While some may consider a move to Renault as a career suicide, it’s the only way Sergio Perez can achieve further success in Formula 1.
Sergio Perez has emerged as a hot property in Formula 1 following his recent run of results at Force India. After a difficult spell at McLaren in 2013, the Mexican has rejuvenated at the Silverstone-based squad, delivering four podiums in a span of two-and-a-half years.
Two of those four podium finishes have come this season and he currently stands 13 points clear of his highly-rated teammate Nico Hulkenberg in the standings.
Naturally, rivals teams have come calling for Perez, with both Williams and Renault openly showing their interest in him.
Leaving Force India
But given that Force India is on an upward trajectory, many would think that leaving the Indian outfit will be a stupid mistake. Upgrades to the outfit’s in-house CFD facility, combined with use of Toyota’s state-of-the-art windtunnel in Cologne, have delivered the desired results, putting them ahead of Williams in the constructors’ standings. In short, Force India is the best privateer at the moment.
But if you look it from a different perspective, Force India is close to maximising its potential. It has made most of its relatively modest facilities and a strong, but small engineering team.
Now, It will either stabilize its position in the pecking order or go downhill. There’s no way it can challenge for wins and championships unless its budget and facilities are anyway close to that of top teams.
And Perez concedes this fact, saying he would have to change teams to achieve his goal of winning F1's ultimate crown.
"I know that to become a World Champion in Formula 1 I need to move further up the grid," he told GPUpdate. "Whatever happens, whether the opportunity comes or not, who knows. It's going to be difficult, realistically.”

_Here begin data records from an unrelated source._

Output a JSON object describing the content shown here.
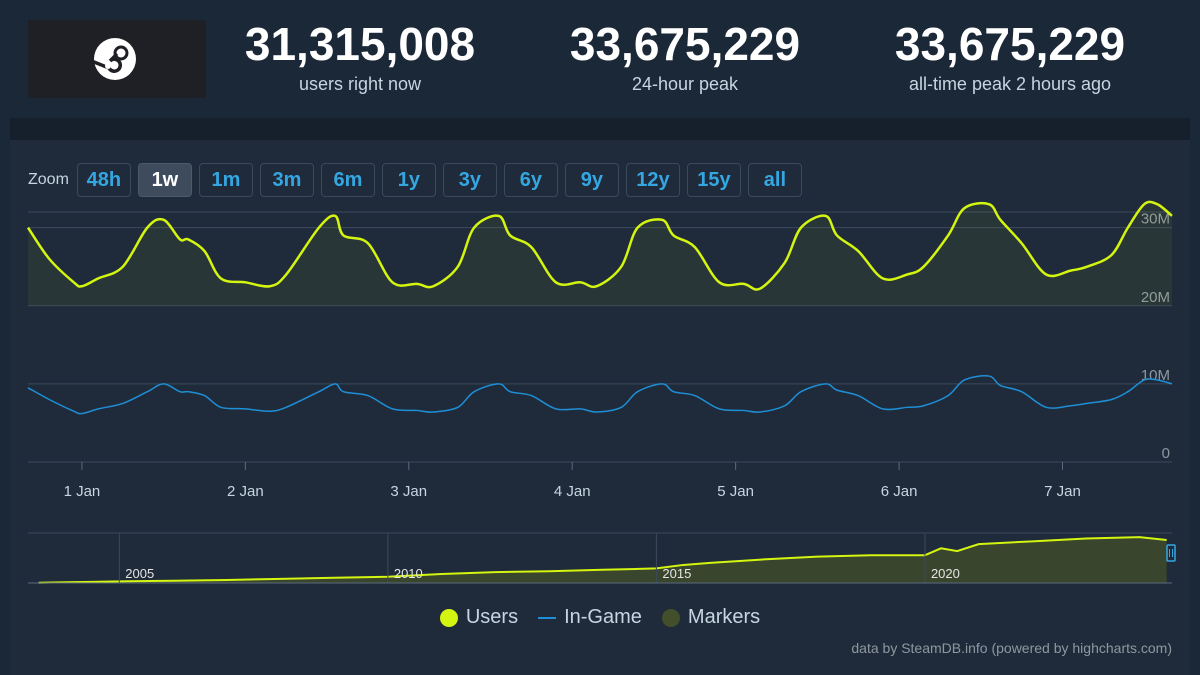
{
  "header": {
    "stats": [
      {
        "value": "31,315,008",
        "label": "users right now"
      },
      {
        "value": "33,675,229",
        "label": "24-hour peak"
      },
      {
        "value": "33,675,229",
        "label": "all-time peak 2 hours ago"
      }
    ]
  },
  "zoom": {
    "label": "Zoom",
    "options": [
      "48h",
      "1w",
      "1m",
      "3m",
      "6m",
      "1y",
      "3y",
      "6y",
      "9y",
      "12y",
      "15y",
      "all"
    ],
    "active": "1w"
  },
  "legend": {
    "users": "Users",
    "ingame": "In-Game",
    "markers": "Markers"
  },
  "credits": "data by SteamDB.info (powered by highcharts.com)",
  "colors": {
    "users": "#d3f50f",
    "ingame": "#1e8fd6",
    "markers": "#434f2a",
    "accent": "#34a7e2"
  },
  "chart_data": [
    {
      "type": "line",
      "x_labels": [
        "1 Jan",
        "2 Jan",
        "3 Jan",
        "4 Jan",
        "5 Jan",
        "6 Jan",
        "7 Jan"
      ],
      "x_range_days": [
        0.67,
        7.67
      ],
      "y_ticks": [
        "0",
        "10M",
        "20M",
        "30M"
      ],
      "ylim": [
        0,
        32
      ],
      "y_unit": "M",
      "grid": true,
      "legend_position": "bottom",
      "series": [
        {
          "name": "Users",
          "x": [
            0.67,
            0.8,
            0.95,
            1.0,
            1.1,
            1.25,
            1.4,
            1.5,
            1.6,
            1.65,
            1.75,
            1.85,
            2.0,
            2.15,
            2.25,
            2.45,
            2.55,
            2.6,
            2.75,
            2.9,
            3.05,
            3.15,
            3.3,
            3.4,
            3.55,
            3.62,
            3.75,
            3.9,
            4.05,
            4.15,
            4.3,
            4.4,
            4.55,
            4.62,
            4.75,
            4.9,
            5.05,
            5.15,
            5.3,
            5.4,
            5.55,
            5.62,
            5.75,
            5.9,
            6.05,
            6.15,
            6.3,
            6.4,
            6.55,
            6.62,
            6.75,
            6.9,
            7.05,
            7.15,
            7.3,
            7.4,
            7.5,
            7.58,
            7.67
          ],
          "y": [
            30,
            26,
            23,
            22.5,
            23.5,
            25,
            30,
            31,
            28.5,
            28.5,
            27,
            23.5,
            23,
            22.5,
            24,
            30,
            31.5,
            29,
            28,
            23,
            22.8,
            22.5,
            25,
            30,
            31.5,
            29,
            27.5,
            23,
            23,
            22.5,
            25,
            30,
            31,
            29,
            27.5,
            23,
            22.8,
            22.2,
            25.5,
            30,
            31.5,
            29,
            27,
            23.5,
            24,
            25,
            29,
            32.5,
            33,
            31,
            28,
            24,
            24.5,
            25,
            26.5,
            30,
            33,
            33,
            31.5
          ]
        },
        {
          "name": "In-Game",
          "x": [
            0.67,
            0.8,
            0.95,
            1.0,
            1.1,
            1.25,
            1.4,
            1.5,
            1.6,
            1.65,
            1.75,
            1.85,
            2.0,
            2.15,
            2.25,
            2.45,
            2.55,
            2.6,
            2.75,
            2.9,
            3.05,
            3.15,
            3.3,
            3.4,
            3.55,
            3.62,
            3.75,
            3.9,
            4.05,
            4.15,
            4.3,
            4.4,
            4.55,
            4.62,
            4.75,
            4.9,
            5.05,
            5.15,
            5.3,
            5.4,
            5.55,
            5.62,
            5.75,
            5.9,
            6.05,
            6.15,
            6.3,
            6.4,
            6.55,
            6.62,
            6.75,
            6.9,
            7.05,
            7.15,
            7.3,
            7.4,
            7.5,
            7.58,
            7.67
          ],
          "y": [
            9.5,
            8,
            6.5,
            6.2,
            6.8,
            7.5,
            9,
            10,
            9,
            9,
            8.5,
            7,
            6.8,
            6.5,
            7,
            9,
            10,
            9,
            8.5,
            6.8,
            6.6,
            6.4,
            7,
            9,
            10,
            9,
            8.5,
            6.8,
            6.8,
            6.4,
            7,
            9,
            10,
            9,
            8.5,
            6.8,
            6.6,
            6.4,
            7.2,
            9,
            10,
            9.2,
            8.5,
            6.8,
            7,
            7.2,
            8.5,
            10.5,
            11,
            9.8,
            9,
            7,
            7.2,
            7.5,
            8,
            9,
            10.5,
            10.5,
            10
          ]
        }
      ]
    },
    {
      "type": "area",
      "name": "navigator",
      "x_labels": [
        "2005",
        "2010",
        "2015",
        "2020"
      ],
      "x": [
        2003.5,
        2004,
        2004.5,
        2005,
        2006,
        2007,
        2008,
        2009,
        2010,
        2011,
        2012,
        2013,
        2014,
        2015,
        2015.5,
        2016,
        2017,
        2018,
        2019,
        2020,
        2020.3,
        2020.6,
        2021,
        2022,
        2023,
        2024,
        2024.5
      ],
      "y": [
        0.2,
        0.5,
        0.8,
        1.2,
        1.6,
        2.2,
        3,
        3.8,
        4.5,
        6.5,
        7.8,
        8.5,
        9.5,
        10.5,
        13,
        14.5,
        17,
        19,
        20,
        20,
        25,
        23,
        28,
        30,
        32,
        33,
        31
      ]
    }
  ]
}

So, if Perez does leave Force India, where does he go? Switching to Williams would be a sideways move, for it suffers the same disadvantages of an independent team like Force India. Moreover, there’s no guarantee Williams will be able to recover from its recent slump and re-emerge as the best privateer team.
That leaves Perez with Renault, the French manufacturer that has made a difficult return to Formula 1 this season following a delayed takeover of Lotus.
However, there is every reason to believe that new management can turn it into a championship-winning outfit.
While the chassis progress at Renault is less obvious, the major gains made on the power unit side show that this outfit is capable enough to be the best in the sport.
Remember, Renault and Mercedes are the only mainstream manufacturers to win a constructors title in Formula 1. BMW, Honda and Toyota have all failed in this regard.
When Romain Grosjean decided to join newcomers Haas, many thought it would be a career suicide. But the risk has paid off so far, with Grosjean already managing a top five result.
Yes, he is yet to achieve the ultimate objective behind moving to Haas - to drive for Ferrari - but strong results in the early part of the season have certainly raised his stakes.
Some would suggest that Perez should carefully watch Renault’s progress over the next few years before making a decision. The argument is fair, as attested by Fernando Alonso who has to go through the pain of the rebuilding process at McLaren-Honda..
However, top teams have stopped looking beyond their own driver stables, reducing chances of drivers without manufacturer links to land a top drive. Mercedes has already come up with a plan for replacing Lewis Hamilton and/or Nico Rosberg by placing Esteban Ocon and Pascal Wehrlein in Manor. Red Bull hasn’t hired a non-academy drivers for years while McLaren has Stoffel Vandoorne and Nick de Vries, among others in the wings.
If Perez doesn’t accept the offer now, he may later lose out the spot to a Renault juniour driver. Jack Aitken has made a successful GP3 debut this year, winning the sprint race at Spa last weekend. If he continues to deliver, he would be in a prime position to join Renault in 2018 or ‘19.
Renault have already stated their intention of grooming a star driver of their own, instead of hiring an A-list figure from elsewhere.
"If there is a model I would say we are more towards that model of maybe finding the Vettel of tomorrow, growing together, maybe become champion together,'' Renault F1 chief Cyril Abiteboul told Motorsport.com.
"Buying an existing world champion, I don't think this is an absolute necessity in modern F1,'' he added.
Only a major risk will make Perez’s title ambitions a reality. No driver likes to be detained in midfield, despite clearly having the credentials for a top seat. Just ask Hulkenberg.